Ces pages écrites au coeur de la guerre sont aujourd'hui devenues la bible des psychologues et des psychiatres, mais aussi de travailleurs sociaux et d'infirmiers confrontés à la mort. L'idée de " travail de deuil " passe même pour un lieu commun, reprise par des auteurs de guides pratiques comme par des coachs, infusant jusque dans les rubriques " psycho " de magazines.

Que s'est-il donc passé pour que ce concept freudien connaisse un tel destin ? Les raccourcis actuels sont-ils la rançon du succès ? A l'évidence, Freud ne rêvait pas de créer un nouveau dogme - preuve en est qu'il fait assaut de modestie dans son article. D'ailleurs, la notion ne fait pas l'unanimité. " En quoi consiste donc ce «travail de deuil», expression passée à la postérité alors même que Freud l'emploie rarement et dont on peut d'ailleurs critiquer la nature volontariste et programmatique ? ", glisse Laurie Laufer. D'autres professionnels pointent les limites d'une approche qui met uniquement l'accent sur le sujet individuel. " Le deuil ébranle souvent plusieurs personnes. Or l'article de Freud laisse de côté cette dimension sociale ", souligne ainsi Marie-Frédérique Bacqué, professeure en psychologie clinique et médicale à Strasbourg.

Objet substitutif

Il faut dire que ce texte est le témoin d'un tournant historique. Son auteur appartient à une génération qui a connu les processions et les corbillards dans les villes et villages, les veuves au visage recouvert d'un crêpe et les veufs qui se ceignaient le bras d'un bandeau. Mais pendant la guerre, les rituels funéraires se font plus discrets. Ils finiront par disparaître, laissant un vide.

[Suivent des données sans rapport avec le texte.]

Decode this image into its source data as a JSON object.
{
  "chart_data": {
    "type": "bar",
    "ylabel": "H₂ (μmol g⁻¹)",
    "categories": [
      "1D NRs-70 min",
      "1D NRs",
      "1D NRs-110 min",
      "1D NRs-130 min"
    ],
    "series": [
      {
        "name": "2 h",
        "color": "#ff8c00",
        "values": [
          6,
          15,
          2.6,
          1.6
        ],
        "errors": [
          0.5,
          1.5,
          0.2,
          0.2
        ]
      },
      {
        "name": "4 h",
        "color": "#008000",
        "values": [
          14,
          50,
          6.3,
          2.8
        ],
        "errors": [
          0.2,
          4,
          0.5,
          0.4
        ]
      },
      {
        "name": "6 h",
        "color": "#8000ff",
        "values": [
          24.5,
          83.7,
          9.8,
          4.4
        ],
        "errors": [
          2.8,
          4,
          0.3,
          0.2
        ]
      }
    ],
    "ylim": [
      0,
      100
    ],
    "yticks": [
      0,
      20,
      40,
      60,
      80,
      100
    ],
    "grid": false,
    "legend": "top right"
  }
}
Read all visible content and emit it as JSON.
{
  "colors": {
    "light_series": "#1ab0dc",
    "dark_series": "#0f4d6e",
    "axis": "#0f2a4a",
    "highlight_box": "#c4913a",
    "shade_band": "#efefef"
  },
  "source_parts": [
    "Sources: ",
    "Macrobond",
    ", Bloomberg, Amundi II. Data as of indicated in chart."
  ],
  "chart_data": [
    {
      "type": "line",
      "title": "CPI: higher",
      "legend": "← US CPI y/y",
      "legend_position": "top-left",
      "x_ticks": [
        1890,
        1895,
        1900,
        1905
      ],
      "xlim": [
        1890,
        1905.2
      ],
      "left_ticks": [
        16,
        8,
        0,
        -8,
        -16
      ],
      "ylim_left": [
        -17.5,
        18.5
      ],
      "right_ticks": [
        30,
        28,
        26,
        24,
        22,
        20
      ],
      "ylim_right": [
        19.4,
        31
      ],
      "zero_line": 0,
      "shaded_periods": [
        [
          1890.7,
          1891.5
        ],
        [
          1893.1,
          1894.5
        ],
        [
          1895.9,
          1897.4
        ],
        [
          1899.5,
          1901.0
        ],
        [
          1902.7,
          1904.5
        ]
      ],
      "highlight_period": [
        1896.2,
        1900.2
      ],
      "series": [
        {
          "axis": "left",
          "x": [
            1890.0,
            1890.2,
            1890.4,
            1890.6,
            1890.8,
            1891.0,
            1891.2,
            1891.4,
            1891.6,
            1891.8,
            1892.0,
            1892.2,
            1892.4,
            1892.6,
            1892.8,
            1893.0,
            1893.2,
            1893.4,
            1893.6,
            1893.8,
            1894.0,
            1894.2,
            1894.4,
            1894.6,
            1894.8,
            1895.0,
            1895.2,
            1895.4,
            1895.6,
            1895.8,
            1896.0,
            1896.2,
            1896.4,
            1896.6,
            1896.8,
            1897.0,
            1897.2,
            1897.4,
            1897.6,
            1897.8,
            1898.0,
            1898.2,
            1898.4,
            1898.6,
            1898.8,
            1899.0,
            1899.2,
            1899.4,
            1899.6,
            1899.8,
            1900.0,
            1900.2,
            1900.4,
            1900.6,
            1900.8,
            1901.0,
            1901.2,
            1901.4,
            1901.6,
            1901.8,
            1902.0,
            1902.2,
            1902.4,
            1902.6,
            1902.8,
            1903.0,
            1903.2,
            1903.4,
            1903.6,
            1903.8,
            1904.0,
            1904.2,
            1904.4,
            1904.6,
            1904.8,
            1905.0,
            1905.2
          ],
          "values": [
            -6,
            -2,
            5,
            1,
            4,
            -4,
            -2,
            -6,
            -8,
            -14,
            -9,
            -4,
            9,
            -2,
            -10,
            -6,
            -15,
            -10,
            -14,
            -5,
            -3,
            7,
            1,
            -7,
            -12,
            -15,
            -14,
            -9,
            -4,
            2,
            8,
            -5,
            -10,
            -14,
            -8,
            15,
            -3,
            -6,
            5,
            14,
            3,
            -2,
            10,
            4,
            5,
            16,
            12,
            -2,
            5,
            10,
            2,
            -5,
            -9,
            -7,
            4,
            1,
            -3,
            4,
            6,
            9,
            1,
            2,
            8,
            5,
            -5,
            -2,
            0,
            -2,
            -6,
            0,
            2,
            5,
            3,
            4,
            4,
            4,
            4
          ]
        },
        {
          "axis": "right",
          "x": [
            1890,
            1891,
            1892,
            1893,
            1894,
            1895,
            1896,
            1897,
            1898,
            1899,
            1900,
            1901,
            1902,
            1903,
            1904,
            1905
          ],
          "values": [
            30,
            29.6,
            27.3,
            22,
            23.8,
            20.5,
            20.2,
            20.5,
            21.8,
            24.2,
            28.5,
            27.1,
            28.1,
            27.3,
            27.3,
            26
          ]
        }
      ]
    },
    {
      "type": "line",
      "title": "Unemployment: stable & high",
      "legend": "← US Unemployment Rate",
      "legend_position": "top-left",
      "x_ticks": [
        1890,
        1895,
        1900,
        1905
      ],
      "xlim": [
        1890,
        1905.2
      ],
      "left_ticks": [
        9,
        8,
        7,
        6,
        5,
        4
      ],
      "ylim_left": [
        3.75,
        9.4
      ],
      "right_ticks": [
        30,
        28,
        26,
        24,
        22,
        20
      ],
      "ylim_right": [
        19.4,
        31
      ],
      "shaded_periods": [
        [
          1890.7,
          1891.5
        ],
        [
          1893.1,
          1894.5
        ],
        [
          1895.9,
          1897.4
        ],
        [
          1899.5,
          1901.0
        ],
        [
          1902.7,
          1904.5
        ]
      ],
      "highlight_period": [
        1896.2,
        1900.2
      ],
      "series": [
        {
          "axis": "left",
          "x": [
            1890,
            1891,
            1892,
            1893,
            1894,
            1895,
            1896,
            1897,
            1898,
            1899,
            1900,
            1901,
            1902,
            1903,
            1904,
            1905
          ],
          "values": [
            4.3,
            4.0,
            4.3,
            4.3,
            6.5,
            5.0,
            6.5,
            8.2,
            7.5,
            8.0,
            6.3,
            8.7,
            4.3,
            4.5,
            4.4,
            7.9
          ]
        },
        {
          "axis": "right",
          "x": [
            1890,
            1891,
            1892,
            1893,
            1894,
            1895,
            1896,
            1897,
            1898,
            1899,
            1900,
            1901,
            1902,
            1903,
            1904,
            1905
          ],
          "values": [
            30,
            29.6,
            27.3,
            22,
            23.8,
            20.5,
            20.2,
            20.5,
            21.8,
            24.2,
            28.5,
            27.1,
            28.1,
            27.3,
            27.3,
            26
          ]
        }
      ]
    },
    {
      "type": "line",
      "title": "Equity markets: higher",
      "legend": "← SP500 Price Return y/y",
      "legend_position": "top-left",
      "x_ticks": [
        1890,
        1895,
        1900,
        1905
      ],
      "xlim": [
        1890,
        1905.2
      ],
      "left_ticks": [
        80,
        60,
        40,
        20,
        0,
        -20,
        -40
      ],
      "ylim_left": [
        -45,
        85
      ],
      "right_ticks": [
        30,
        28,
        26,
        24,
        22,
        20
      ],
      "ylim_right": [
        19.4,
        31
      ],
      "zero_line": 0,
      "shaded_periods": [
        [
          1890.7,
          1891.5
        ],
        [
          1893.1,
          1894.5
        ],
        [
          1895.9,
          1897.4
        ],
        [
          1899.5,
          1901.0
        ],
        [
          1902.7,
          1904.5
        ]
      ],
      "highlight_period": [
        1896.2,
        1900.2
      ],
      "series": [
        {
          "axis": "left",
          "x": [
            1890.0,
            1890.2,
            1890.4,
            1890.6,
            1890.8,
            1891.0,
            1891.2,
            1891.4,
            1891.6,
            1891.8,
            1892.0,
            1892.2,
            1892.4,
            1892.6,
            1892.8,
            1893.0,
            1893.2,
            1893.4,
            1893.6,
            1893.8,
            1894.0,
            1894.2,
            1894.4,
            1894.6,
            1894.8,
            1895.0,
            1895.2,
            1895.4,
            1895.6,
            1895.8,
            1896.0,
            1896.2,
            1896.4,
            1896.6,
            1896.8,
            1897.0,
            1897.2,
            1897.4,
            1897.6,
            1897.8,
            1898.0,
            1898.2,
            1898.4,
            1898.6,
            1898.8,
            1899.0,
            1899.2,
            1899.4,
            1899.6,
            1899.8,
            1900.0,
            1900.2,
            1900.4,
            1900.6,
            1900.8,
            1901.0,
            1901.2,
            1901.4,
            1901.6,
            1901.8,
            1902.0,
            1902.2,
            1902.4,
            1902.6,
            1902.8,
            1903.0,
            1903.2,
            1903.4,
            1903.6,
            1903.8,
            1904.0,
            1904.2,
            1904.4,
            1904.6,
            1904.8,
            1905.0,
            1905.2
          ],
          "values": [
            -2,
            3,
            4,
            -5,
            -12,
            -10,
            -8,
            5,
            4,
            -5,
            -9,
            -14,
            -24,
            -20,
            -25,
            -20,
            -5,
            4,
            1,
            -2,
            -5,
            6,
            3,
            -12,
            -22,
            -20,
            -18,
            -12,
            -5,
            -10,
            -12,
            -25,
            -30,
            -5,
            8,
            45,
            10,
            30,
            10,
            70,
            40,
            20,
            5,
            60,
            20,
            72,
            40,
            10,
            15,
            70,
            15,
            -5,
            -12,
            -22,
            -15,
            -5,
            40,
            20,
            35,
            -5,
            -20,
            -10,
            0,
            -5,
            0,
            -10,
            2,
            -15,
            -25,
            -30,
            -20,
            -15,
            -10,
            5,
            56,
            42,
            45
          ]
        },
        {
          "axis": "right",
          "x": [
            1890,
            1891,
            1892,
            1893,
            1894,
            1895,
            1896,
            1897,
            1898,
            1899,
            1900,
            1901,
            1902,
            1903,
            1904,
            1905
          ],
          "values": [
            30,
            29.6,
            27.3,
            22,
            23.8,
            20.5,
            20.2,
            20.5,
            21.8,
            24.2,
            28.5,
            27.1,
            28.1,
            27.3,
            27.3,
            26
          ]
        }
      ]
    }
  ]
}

Mais il existe un point théorique plus controversé : l'idée que, pour sortir du deuil, il faudrait remplacer le disparu par un " nouvel objet d'amour ". Le mélancolique ne parvient pas à " un résultat qui aurait été normal, à savoir un retrait de la libido de cet objet et son déplacement sur un nouvel objet ", écrit précisément le psychanalyste à une époque où il n'a pas encore perdu sa fille Sophie, ni son petit-fils Heinerle. Des épreuves personnelles qui lui permettront, semble-t-il, d'affiner sa théorie. En témoignent ces quelques lignes qu'il envoie, en  1929, à l'un de ses admirateurs, le psychiatre Ludwig Binswanger, dont l'enfant vient de mourir : " On sait que le deuil aigu que cause une telle perte trouvera une fin, mais qu'on restera inconsolable, sans trouver jamais de substitut. Tout ce qui prendra cette place, même en l'occupant entièrement, restera toujours quelque chose d'autre. Et à vrai dire, c'est bien ainsi. "

Faut-il y lire, en creux, un mea culpa ? Le psychanalyste Jean Allouch pointe, en tout cas, une rupture : " Freud semble admettre que le deuil ne débouche pas sur l'accès à un objet substitutif ", affirme-t-il dans Erotique du deuilau temps de la mort sèche (EPEL, 2011). Mais pour le philosophe Frédéric Worms, il s'agit " moins d'une contradiction que d'une précision ". Car selon lui, ce qu'il faudrait surtout retenir de Deuil et mélancolie, c'est la nécessité de réaliser le caractère définitif de la perte pour pouvoir continuer à aimer après.

Le psychanalyste Olivier Douville, qui en a proposé une nouvelle traduction, abonde : " Freud ne dit pas qu'il faut oublier le mort. Le choix d'un nouvel objet d'amour renvoie à l'idée essentielle de continuer à étendre nos capacités à aimer, à créer, inventer. " Une lecture stimulante, à défaut d'offrir un programme.